Any device that wants to advertise Bluetooth as a feature and use the Bluetooth logo goes through a certification process to ensure interoperability across devices. In this case, though, the SoC manufacturers missed some basic security red flags.
“We were quite surprised to find these kinds of really bad issues in prominent vendors,” says Sudipta Chattopadhyay, an embedded systems researcher who oversaw the work. “We developed a system that found these bugs automatically. With a little bit more security testing they could have found it as well.”
The Bluetooth Special Interest Group, which oversees development of the Bluetooth and BLE standards, did not a return a request from WIRED for comment about the findings. Bluetooth and BLE implementation issues are common, though, partly because the Bluetooth and BLE standards are massive and complex.
“Some of the vendors we contacted originally, the engineers said, ‘Well, the reason you’re getting these issues is that you’re putting in values that are not expected, not within the specification,'” Chattopadhyay says. “But you can’t only be testing for a benign environment. We’re talking about an attacker here. He doesn’t care about what’s expected.”

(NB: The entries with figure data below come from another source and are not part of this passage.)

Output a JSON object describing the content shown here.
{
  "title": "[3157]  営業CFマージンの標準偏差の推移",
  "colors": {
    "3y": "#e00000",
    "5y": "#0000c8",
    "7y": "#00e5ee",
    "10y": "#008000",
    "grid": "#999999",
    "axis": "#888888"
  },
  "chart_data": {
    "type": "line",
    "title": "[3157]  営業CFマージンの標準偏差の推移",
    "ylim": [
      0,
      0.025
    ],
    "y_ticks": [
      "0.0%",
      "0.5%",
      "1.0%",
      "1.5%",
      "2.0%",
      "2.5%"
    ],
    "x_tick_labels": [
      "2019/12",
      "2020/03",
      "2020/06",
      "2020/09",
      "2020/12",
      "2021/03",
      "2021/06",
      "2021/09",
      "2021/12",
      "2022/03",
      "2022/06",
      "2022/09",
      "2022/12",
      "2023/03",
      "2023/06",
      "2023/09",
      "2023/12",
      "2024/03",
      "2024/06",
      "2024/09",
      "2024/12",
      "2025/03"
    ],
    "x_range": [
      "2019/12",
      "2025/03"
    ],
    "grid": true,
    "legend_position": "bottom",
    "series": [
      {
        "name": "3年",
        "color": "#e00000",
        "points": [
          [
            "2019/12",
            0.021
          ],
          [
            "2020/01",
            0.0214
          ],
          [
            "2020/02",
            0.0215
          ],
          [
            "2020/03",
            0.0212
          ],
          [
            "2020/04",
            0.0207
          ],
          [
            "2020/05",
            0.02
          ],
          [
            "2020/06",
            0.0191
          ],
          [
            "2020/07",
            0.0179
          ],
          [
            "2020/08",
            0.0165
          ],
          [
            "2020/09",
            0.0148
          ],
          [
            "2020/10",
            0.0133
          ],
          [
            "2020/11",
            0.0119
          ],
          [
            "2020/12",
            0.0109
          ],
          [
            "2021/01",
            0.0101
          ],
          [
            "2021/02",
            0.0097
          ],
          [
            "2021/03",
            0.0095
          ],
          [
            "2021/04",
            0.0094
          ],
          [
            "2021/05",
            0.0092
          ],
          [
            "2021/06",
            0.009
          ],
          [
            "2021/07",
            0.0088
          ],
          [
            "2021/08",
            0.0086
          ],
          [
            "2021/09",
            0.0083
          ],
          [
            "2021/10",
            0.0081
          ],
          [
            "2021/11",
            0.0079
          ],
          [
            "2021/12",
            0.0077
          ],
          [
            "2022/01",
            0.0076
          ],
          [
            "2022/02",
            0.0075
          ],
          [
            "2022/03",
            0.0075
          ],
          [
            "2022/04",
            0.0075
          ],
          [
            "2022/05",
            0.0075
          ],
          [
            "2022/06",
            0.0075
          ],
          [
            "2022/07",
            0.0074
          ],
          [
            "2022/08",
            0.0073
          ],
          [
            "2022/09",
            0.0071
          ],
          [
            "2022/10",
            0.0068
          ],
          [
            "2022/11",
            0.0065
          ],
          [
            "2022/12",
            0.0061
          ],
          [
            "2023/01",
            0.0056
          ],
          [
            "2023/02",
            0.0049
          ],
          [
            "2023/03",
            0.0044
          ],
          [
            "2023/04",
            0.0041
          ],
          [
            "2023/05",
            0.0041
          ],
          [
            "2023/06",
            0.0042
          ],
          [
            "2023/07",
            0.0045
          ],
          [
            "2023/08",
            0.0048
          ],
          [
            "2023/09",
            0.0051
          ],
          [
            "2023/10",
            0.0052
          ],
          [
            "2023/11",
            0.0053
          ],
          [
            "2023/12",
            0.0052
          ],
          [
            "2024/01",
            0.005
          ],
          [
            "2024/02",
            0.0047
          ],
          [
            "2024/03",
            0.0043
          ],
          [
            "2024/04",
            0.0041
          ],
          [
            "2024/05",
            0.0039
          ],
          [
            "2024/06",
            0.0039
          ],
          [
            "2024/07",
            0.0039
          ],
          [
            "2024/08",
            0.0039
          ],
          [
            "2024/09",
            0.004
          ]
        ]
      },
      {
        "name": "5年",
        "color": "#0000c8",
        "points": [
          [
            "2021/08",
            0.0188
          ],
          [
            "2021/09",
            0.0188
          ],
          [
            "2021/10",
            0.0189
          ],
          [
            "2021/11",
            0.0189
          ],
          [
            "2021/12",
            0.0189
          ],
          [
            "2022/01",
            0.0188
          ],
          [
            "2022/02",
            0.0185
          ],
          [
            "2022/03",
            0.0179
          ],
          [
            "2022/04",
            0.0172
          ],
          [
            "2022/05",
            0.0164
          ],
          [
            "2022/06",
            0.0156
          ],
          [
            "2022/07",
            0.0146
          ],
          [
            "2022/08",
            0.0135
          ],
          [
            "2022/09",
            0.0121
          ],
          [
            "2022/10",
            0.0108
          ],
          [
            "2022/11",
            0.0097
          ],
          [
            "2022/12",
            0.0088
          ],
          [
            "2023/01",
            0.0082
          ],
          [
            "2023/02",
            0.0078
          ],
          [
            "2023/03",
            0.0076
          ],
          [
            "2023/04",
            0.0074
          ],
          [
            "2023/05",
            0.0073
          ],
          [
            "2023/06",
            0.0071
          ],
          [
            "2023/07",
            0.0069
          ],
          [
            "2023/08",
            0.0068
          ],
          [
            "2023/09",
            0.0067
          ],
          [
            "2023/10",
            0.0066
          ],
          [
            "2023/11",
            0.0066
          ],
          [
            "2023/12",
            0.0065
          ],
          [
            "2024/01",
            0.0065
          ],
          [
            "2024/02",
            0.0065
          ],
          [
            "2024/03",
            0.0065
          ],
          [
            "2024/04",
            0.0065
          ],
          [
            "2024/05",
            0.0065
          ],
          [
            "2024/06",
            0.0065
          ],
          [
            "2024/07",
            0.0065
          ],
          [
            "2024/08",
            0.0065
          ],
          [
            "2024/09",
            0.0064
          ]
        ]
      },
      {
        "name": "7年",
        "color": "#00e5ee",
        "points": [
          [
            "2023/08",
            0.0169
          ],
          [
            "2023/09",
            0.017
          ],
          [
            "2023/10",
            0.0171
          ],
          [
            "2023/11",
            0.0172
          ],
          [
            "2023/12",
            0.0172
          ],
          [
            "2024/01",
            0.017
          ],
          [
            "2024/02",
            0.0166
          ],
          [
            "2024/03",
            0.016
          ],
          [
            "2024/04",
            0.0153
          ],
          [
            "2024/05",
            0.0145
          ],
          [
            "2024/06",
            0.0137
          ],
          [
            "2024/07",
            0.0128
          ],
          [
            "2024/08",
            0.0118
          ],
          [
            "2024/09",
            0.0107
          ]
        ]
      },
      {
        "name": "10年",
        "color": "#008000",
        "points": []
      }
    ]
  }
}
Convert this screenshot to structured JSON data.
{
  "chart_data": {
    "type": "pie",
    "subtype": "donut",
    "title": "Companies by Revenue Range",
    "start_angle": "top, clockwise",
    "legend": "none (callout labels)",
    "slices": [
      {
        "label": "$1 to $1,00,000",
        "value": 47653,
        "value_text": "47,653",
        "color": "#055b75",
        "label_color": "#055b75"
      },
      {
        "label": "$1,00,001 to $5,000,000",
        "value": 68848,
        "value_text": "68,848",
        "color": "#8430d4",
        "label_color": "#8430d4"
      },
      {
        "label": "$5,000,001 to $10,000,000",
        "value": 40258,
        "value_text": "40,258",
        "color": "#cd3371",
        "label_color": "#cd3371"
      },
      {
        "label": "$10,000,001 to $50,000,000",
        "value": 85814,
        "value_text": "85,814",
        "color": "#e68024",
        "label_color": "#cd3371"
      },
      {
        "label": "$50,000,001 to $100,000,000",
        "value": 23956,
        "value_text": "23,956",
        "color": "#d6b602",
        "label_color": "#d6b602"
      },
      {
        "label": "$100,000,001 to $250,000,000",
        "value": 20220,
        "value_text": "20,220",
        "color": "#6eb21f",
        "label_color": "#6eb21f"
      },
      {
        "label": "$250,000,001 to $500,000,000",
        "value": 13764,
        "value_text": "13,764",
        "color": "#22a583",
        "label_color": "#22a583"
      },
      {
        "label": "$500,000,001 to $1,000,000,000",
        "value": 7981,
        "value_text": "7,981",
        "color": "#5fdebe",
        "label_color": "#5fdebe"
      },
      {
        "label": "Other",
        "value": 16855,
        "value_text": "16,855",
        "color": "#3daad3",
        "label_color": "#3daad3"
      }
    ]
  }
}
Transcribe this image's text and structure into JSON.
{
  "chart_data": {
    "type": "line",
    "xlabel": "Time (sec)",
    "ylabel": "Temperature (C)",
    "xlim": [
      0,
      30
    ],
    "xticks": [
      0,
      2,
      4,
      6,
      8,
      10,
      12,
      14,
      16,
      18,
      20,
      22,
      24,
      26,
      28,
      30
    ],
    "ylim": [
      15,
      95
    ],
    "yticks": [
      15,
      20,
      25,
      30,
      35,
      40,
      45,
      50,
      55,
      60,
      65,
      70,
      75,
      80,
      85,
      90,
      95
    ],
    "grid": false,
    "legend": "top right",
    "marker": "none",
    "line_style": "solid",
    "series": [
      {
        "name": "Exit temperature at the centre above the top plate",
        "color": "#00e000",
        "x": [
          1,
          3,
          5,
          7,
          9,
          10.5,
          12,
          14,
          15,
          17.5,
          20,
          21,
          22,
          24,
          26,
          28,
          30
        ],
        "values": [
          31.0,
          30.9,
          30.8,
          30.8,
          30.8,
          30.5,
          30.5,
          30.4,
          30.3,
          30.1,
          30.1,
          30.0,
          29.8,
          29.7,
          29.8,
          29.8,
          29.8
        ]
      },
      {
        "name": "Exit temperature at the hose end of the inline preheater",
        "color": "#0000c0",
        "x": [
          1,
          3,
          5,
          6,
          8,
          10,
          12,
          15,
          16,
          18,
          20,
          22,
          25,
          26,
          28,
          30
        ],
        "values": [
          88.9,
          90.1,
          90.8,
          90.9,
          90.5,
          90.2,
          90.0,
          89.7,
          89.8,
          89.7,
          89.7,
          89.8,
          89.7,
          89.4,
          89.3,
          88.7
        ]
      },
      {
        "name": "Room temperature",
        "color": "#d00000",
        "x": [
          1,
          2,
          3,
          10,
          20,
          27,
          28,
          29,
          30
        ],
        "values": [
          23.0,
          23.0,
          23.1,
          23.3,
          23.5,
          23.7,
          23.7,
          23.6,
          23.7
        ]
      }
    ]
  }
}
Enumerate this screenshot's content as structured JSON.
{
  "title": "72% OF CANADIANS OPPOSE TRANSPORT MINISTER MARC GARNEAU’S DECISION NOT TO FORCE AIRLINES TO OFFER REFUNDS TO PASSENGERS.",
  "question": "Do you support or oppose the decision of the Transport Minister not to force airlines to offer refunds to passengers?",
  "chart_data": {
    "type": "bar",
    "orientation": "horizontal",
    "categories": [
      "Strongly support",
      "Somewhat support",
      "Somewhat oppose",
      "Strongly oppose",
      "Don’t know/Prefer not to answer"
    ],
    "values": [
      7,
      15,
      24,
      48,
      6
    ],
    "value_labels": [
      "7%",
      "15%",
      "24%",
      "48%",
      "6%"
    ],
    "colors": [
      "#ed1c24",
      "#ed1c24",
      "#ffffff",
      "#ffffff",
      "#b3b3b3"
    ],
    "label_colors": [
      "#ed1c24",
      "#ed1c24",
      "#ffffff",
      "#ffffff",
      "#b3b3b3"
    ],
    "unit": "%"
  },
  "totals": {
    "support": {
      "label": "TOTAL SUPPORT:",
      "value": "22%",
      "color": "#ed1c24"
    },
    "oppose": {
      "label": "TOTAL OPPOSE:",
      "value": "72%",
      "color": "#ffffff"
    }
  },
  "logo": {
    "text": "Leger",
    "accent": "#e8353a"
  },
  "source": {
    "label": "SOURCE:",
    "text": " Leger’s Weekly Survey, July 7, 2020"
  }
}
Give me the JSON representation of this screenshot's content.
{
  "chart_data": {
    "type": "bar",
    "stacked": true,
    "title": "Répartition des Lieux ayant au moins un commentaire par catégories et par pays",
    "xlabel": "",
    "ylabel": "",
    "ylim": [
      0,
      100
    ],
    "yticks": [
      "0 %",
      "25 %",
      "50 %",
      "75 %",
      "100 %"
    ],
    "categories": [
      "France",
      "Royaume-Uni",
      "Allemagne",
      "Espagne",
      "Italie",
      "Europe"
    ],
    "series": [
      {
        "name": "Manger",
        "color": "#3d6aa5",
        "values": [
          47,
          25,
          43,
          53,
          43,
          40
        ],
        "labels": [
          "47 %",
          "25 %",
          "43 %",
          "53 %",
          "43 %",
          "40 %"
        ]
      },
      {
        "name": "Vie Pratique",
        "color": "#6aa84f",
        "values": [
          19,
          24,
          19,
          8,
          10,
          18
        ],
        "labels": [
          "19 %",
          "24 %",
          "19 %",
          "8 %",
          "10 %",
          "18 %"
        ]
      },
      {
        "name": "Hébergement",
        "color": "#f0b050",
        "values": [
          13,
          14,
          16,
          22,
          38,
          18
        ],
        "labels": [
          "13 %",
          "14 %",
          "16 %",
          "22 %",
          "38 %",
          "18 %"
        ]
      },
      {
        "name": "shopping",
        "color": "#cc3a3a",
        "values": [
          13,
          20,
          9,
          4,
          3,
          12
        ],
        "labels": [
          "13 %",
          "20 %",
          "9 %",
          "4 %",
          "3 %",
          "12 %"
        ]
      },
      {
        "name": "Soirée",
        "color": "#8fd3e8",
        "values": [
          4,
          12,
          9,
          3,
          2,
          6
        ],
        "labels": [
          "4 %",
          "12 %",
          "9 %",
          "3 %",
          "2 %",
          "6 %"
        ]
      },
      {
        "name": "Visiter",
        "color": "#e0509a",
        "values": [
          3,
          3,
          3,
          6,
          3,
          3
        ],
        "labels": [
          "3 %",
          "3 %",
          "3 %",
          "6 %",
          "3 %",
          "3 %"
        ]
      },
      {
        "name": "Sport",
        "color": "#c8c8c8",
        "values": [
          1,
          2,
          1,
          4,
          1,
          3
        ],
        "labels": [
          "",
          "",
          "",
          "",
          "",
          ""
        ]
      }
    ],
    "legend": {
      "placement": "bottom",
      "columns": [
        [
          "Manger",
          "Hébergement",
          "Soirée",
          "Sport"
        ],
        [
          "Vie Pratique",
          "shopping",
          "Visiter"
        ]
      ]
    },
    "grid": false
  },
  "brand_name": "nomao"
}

The researchers notified seven SoC makers about the vulnerabilities. Texas Instruments, NXP, Cypress, and Telink Semiconductor have all released patches already. Dialog Semiconductors has released updates for one of its SoC models, but has more coming for other models in a few weeks. STMicroelectronics recently confirmed the researchers’ findings but has not developed patches yet, and Microchip does not currently seem to have patches in the works. Even when the SoCs release updates to their BLE software development kits to plug the holes, though, the challenge is that each individual manufacturer that uses any of the seven affected SoCs still needs to take those patches, adapt them to their particular products, and convince customers to install them.